# izzy bear



## kelly282 (Jan 25, 2011)

My lil izzy bear 5 months on... i still carnt get mi head round uploading pic on the gallery so here they are on here. we ant been on in a while, been through lots and lots with her broken leg but all is good


----------



## MillieDog (Jun 1, 2011)

Izzy bear looks lovely. 

Hope she is fully recovered from a broken leg


----------



## jaimia (May 19, 2011)

i love izzy bear, she's beautiful


----------



## JoJo (Mar 2, 2011)

Lovely pics ... she looks very chilled and relaxed .... xxx


----------



## Sezra (May 20, 2011)

She is lovely!


----------



## Cockapoodledoo (Feb 8, 2011)

She's beautiful! 

Karen x


----------



## ali-s.j. (Jun 6, 2011)

What a beautiful girl


----------



## kelly282 (Jan 25, 2011)

Thanks guys, she the best shes gunna be but it dosent stop her bless her... stiff in the mornin and on a night but in between she mad!! wouldnt change her though shes fab!! im just looking on the forum there loads more people and their beautiful doggies joined, im loving sifting through all the pics.x These doggies are soo gorg!!


----------



## JoJo (Mar 2, 2011)

She is happy and loved Kelly, thats all that counts ...

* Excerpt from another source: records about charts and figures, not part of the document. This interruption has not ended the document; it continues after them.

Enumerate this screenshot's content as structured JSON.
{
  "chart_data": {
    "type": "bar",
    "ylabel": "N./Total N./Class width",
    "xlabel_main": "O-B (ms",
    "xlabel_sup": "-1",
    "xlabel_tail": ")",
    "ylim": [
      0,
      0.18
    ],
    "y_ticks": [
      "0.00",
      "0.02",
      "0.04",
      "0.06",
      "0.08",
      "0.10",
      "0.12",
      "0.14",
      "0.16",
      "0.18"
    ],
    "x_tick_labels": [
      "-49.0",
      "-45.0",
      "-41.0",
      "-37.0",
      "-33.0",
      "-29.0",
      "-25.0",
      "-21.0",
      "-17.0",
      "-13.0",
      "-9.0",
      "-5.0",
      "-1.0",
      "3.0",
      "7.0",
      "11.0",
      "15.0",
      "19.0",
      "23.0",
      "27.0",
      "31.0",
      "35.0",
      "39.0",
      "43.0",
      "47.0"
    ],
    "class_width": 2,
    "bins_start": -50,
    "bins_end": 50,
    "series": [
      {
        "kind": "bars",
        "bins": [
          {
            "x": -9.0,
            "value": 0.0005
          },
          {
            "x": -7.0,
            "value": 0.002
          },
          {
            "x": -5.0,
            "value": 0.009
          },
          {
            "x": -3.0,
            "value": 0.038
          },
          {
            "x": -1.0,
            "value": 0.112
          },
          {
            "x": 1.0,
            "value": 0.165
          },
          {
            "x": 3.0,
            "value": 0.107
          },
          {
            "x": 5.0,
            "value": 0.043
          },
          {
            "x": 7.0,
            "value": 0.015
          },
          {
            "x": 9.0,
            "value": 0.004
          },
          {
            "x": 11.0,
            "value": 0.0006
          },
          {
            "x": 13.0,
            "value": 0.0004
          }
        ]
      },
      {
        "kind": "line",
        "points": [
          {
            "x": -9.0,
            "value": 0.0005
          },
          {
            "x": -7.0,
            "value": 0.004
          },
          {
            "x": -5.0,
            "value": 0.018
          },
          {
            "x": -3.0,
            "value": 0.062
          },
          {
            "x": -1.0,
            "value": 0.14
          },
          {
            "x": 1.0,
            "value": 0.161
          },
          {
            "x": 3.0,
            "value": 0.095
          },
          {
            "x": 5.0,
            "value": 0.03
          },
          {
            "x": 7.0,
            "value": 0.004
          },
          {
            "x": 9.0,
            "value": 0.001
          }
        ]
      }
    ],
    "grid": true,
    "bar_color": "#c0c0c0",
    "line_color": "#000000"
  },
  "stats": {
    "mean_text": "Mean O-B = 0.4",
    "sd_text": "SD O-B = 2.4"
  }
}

After the broken leg can she run etc


----------



## kelly282 (Jan 25, 2011)

JoJo said:


> She is happy and loved Kelly, thats all that counts ...
> 
> After the broken leg can she run etc


aww shes fab its not changed her in the slightest!! she is soo fast she loves running up and down the field like a mad dog, she's still really energetic and bouncy, getting up and gunna bed is the only time you know she's feeling it. I need to read up now if theres anything i can do or give her for her joints to make it a bit easier for her later on. She is obviously gunna suffer from arthritis later on in life but she's enjoying every minute of being a pampered pooch at the mo. x


----------



## JoJo (Mar 2, 2011)

Thanks for the update and great she is still lively   cheeky gal 

Your Izzy reminds me of a girl version of my Oakley ... he is a lively boy... full of energy and excitement (I thought it was hormones for him), whereas my Honey is a little more laid back, cuddly, calmer character ... 

It must be an Izzy thing as I just read about another Izzy eating a hook .. what is it with these little Izzy's ... fab name and fab dogs though xxxxx


----------